Seb is both simultaneously deeply charming and supremely stubborn in his refusal to adapt to the world around him. He is holding on to the past so tightly that he can't innovate. He's a dreamer in the Old Hollywood sense of the term, but there's also something very millennial about the way he refuses to settle. And while he starts out as the failing artist of the relationship, by the end of the film he has achieved his goal: He owns a jazz club, and it's packed with young people enjoying the music. As a famous actress, Mia is more commercially successful, but part of the MPDB charm is that he's unconcerned with money. As Seb tells his sister when she tells him to get a job: “You say life's got me on the ropes? I want to be on the ropes.”
You could say that Gosling himself is the ultimate expression of the MPDB. He's the nice guy — sensitive, good-looking but non-threatening.
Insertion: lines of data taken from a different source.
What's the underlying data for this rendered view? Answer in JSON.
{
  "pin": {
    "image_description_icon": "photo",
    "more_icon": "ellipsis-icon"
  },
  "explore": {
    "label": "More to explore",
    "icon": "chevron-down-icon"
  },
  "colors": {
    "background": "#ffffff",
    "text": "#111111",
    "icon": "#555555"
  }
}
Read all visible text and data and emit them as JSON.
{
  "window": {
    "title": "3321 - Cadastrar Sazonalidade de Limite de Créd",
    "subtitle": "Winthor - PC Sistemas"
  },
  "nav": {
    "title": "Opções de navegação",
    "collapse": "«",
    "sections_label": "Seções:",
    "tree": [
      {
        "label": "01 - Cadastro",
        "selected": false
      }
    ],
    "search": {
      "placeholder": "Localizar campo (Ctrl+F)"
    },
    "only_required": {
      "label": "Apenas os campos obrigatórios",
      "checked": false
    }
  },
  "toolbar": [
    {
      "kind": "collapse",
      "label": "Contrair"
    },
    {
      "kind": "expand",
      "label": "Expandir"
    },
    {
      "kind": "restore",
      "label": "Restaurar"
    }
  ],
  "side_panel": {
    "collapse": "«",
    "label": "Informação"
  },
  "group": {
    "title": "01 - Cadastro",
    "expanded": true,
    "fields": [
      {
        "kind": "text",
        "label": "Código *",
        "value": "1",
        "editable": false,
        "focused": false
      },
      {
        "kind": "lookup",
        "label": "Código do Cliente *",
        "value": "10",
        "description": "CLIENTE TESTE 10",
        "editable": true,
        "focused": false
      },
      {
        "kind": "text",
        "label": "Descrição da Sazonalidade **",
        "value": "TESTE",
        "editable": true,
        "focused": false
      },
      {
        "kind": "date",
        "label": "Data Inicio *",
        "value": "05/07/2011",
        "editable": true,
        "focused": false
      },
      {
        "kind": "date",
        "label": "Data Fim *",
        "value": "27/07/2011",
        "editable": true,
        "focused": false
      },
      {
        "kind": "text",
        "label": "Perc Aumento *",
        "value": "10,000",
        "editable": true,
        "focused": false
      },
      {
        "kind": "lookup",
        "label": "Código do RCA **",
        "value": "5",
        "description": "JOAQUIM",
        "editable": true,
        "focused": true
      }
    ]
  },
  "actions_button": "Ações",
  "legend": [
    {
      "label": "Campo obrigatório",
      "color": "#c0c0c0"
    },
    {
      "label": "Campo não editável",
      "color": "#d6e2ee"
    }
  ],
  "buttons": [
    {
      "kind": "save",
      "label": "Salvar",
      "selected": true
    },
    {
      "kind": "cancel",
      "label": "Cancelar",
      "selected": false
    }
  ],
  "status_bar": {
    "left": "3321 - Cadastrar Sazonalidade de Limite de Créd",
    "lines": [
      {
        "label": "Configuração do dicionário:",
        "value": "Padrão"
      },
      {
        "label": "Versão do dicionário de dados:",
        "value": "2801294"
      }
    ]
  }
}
When Michael Fassbender breaks your heart, spits on it, and tramples it on the floor, Ryan Gosling will be there to pick it up and dust it off. Other MPDBs include Joseph Gordon-Levitt, Jake Gyllenhaal, and Andrew Garfield.
It doesn't matter if they're not actually this way IRL — it's how we collectively choose to imagine them. The most important thing to remember about the MPDB is that he doesn't truly exist. He is pure fantasy. But at least in a movie about romantic idealists singing and dancing their way through Hollywood, it's a fantasy we can embrace.